O contato de Humboldt com a floresta tropical surtiu nele um fascínio enorme, mesmo diante de
mosquitos e de um calor quase insuportável para um europeu acostumado com o clima temperado de seu país.
No entanto, diferentemente de Wallace, que no final do século XIX diria que a floresta tropical não apresenta
grandes encantos, pois não teria a graça dos campos de trigo de sua terra natal, Humboldt ficou deslumbrado
com a diversidade de cores, formas, tamanhos, cheiros, etc. que a floresta apresentava.
É interessante verificar também a curiosidade, o respeito e a atenção de Humboldt com relação aos
conhecimentos dos povos da floresta com relação à sua biodiversidade. São diversos os momentos em que
Humboldt chama a atenção para os usos da floresta por parte de seus habitantes, e sempre o faz com grande
admiração.
Além de um deslumbramento com a fauna e flora, os rios, o clima e o relevo não podiam passar
despercebidos, uma vez que Humboldt foi um dos primeiros a correlacionar os fatores abióticos com o
desenvolvimento da vida nos diferentes lugares. Assim, as anotações eram feitas de forma bastante sistemática
e começava a se compor uma Biogeografia como um campo de investigação das ciências naturais.
Como a Astronomia e a Geologia também compunham as áreas de interesses de Humboldt, ele mal
dormia às noites, buscando, através da leitura dos astros, a localização exata em que se encontrava, a fim de
oferecer maior precisão às suas observações e sistematizações. Quanto à Geologia, a descrição das diferentes
superfícies e inclinações é uma constante ao longo de todos os lugares visitados.

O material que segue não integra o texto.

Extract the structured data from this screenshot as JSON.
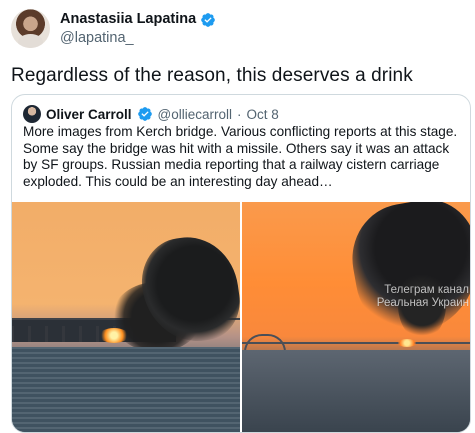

Humboldt, apesar de jovem – cerca de trinta anos quando esteve nessa viagem – já possuía grande
conhecimento em diversas áreas da ciência e já era um nome respeitado em toda a Europa. Seus contatos com
os diversos cientistas permitiram, por exemplo, questionar teorias, como o netunismo, para explicação dos
fenômenos ligados à formação da crosta, especialmente quando esteve pelos Andes, diante de terremotos e
erupções vulcânicas que lá ocorreram quando da sua estada, ou mesmo relatadas pelos locais, os quais
chegavam a se cansar de responder tantas perguntas elaboradas pelo jovem cientista, perguntas essas que, para
quem não conhecia a dinâmica das placas, já representavam indícios importantes do relevo da Terra como um
produto em constante processo de reelaboração.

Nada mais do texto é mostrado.